This article was first published in the Globe and Mail on May 24, 2025. It is being republished with permission.
by Tom Bradley
For many Canadian investors, BCE is a core holding. It’s been in their portfolios forever and paid a healthy dividend along the way. Over the past three years, however, the stock has dropped almost 60 per cent and management recently announced that the dividend is being cut by a similar percentage. The stock has gone from being a staple to a loser.
I have no issue putting BCE in the loser category, but find that investors too often use the term incorrectly. Let’s look at the reasons why a stock might not perform as hoped.
Oops
The most obvious reason is that the investment thesis is wrong.
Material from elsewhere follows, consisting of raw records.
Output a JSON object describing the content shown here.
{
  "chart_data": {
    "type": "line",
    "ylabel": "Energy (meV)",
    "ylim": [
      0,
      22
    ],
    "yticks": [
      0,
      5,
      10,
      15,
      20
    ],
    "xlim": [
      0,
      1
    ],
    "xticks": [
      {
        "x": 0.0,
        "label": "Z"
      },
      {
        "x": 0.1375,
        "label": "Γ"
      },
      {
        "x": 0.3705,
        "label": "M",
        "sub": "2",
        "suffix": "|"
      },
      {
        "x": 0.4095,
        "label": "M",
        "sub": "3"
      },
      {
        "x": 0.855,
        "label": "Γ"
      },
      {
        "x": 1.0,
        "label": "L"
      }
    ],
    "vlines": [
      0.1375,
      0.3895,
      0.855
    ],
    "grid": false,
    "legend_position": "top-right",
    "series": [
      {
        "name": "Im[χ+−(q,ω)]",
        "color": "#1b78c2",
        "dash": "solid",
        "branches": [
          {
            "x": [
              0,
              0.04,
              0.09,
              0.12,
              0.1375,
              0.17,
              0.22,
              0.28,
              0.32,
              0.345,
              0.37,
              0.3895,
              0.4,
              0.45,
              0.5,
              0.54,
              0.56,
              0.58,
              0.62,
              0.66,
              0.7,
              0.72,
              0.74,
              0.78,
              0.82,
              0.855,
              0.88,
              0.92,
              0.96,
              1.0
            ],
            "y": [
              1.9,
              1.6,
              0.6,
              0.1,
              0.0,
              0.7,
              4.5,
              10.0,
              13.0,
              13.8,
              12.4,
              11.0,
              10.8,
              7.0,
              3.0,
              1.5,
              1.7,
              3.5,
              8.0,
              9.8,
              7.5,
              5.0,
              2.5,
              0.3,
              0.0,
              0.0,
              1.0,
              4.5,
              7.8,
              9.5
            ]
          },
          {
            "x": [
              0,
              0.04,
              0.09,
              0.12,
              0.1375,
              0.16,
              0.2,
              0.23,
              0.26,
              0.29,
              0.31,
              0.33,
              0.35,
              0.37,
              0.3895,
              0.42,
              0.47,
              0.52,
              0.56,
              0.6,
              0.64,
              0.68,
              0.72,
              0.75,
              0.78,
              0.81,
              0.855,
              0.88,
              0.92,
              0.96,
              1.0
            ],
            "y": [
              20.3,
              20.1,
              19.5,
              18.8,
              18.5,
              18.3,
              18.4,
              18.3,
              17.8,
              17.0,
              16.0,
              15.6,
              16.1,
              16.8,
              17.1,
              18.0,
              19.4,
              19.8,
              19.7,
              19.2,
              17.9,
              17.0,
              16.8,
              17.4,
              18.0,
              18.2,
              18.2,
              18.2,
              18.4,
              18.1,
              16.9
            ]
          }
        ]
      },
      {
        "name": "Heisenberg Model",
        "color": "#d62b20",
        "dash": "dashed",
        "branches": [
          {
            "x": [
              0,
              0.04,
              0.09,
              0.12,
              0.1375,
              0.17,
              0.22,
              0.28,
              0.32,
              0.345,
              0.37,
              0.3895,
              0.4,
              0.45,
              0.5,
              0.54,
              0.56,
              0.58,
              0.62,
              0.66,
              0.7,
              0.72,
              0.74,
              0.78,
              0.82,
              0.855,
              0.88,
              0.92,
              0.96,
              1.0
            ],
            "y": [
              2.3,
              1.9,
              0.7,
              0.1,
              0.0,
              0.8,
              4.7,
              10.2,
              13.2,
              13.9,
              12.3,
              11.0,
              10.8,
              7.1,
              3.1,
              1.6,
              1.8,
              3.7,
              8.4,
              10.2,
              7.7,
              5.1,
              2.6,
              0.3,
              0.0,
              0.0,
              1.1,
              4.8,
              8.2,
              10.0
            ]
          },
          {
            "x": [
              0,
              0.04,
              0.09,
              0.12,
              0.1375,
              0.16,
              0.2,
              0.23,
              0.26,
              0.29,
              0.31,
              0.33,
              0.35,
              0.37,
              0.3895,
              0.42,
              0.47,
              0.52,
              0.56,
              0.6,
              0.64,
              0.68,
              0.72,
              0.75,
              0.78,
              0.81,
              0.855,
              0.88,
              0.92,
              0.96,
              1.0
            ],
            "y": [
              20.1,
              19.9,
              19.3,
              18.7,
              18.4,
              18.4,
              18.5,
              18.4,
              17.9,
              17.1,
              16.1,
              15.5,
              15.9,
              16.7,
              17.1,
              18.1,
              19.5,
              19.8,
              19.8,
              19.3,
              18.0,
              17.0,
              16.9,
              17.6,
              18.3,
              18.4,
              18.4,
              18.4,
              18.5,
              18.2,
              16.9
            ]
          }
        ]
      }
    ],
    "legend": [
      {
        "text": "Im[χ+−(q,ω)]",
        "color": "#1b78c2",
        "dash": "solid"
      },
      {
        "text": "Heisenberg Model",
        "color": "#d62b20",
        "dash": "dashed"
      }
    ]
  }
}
The new product turns out to be a bust, international expansion isn’t working, or a much-hailed acquisition is a disaster. It happens regularly. BlackBerry failed to read the tea leaves. Nike is getting outflanked by cool new brands. Predicting the future is hard, but it’s not the most common reason for disappointment.
Market
The biggest reason is one you can’t control: the market. A company could be doing all the right things, and yet its share price gets dragged down by a market correction.
I’m focusing here on losers, but it goes both ways. I had the good fortune of the opposite happening early in my career. I was a conglomerate analyst and recommended that our clients buy CP Ltd., which at the time was one of Canada’s most important stocks. The call worked out brilliantly because the market went on a tear shortly after my report was published. CP got carried along and so did my reputation. I don’t remember if my thesis was correct or not. It didn’t matter. The market ruled the day.
Paid too much
Sometimes stocks perform poorly because you pay too much. Getting the outlook right is important but so is paying the right price. Howard Marks of Oaktree Capital captured it best when he said, “No asset can be considered a good idea (or a bad idea) without reference to its price.”
Overpaying takes many forms. For companies on a roll, the assumed rate and durability of growth can be overestimated and – if those sunny expectations come with a high price-to-earnings multiple (P/E) – then everything must go right for you to make money. There’s little room for error.
For cyclical companies, the opposite can happen. I learned this lesson from veteran investors such as Murray Leith and Bob Krembil. They taught me that low P/Es for airlines, heavy industrials and resources only come when companies are at the top of their earnings cycle. They knew these low-margin businesses swung back and forth between huge profits to losses, and weren’t wooed by single digit P/Es. Cyclicals need to be bought when they’re earning little or no money and have sky high P/Es.
Dividends rule
Related to valuation, investors, including many BCE shareholders, get intoxicated by a stock’s dividend yield and fail to assess the fundamentals. They’re blinded by the income and don’t question whether the company’s profits and competitive position will support the dividend.
Yield is not a valuation tool for stocks like it is for bonds. A dividend isn’t a fixed obligation like an interest payment is for a debt instrument, but rather a tool for distributing profits to shareholders, when there are profits. It’s an important distinction, as BCE shareholders are finding out.
Time frame
When a stock isn’t working out, it’s not usually because other investors have a meaningfully different view, but rather a different time frame. A day trader wants a stock to move by lunch. If it doesn’t, they sell. A long-term investor could care less what it does over the next few months, or even years. If it’s down by lunch, they’ll buy more.
Bell fits in multiple categories. The juicy dividend convinced people to buy, or keep holding, the stock, but they failed to appreciate how capital intensive and mature the cellphone and cable businesses are, and as a result, paid too much.
Is now the time to buy BCE?
Certainly, the valuation and dividend better reflect the company’s prospects. If you’re an income investor, you’ll need to compare it to Rogers, Telus and the Canadian banks, and importantly, make sure you have the right time horizon.
Your success won’t be determined by how it does in the next few months. It will take time for your dividends to accumulate and for you to determine if management’s fibre-first strategy is working out.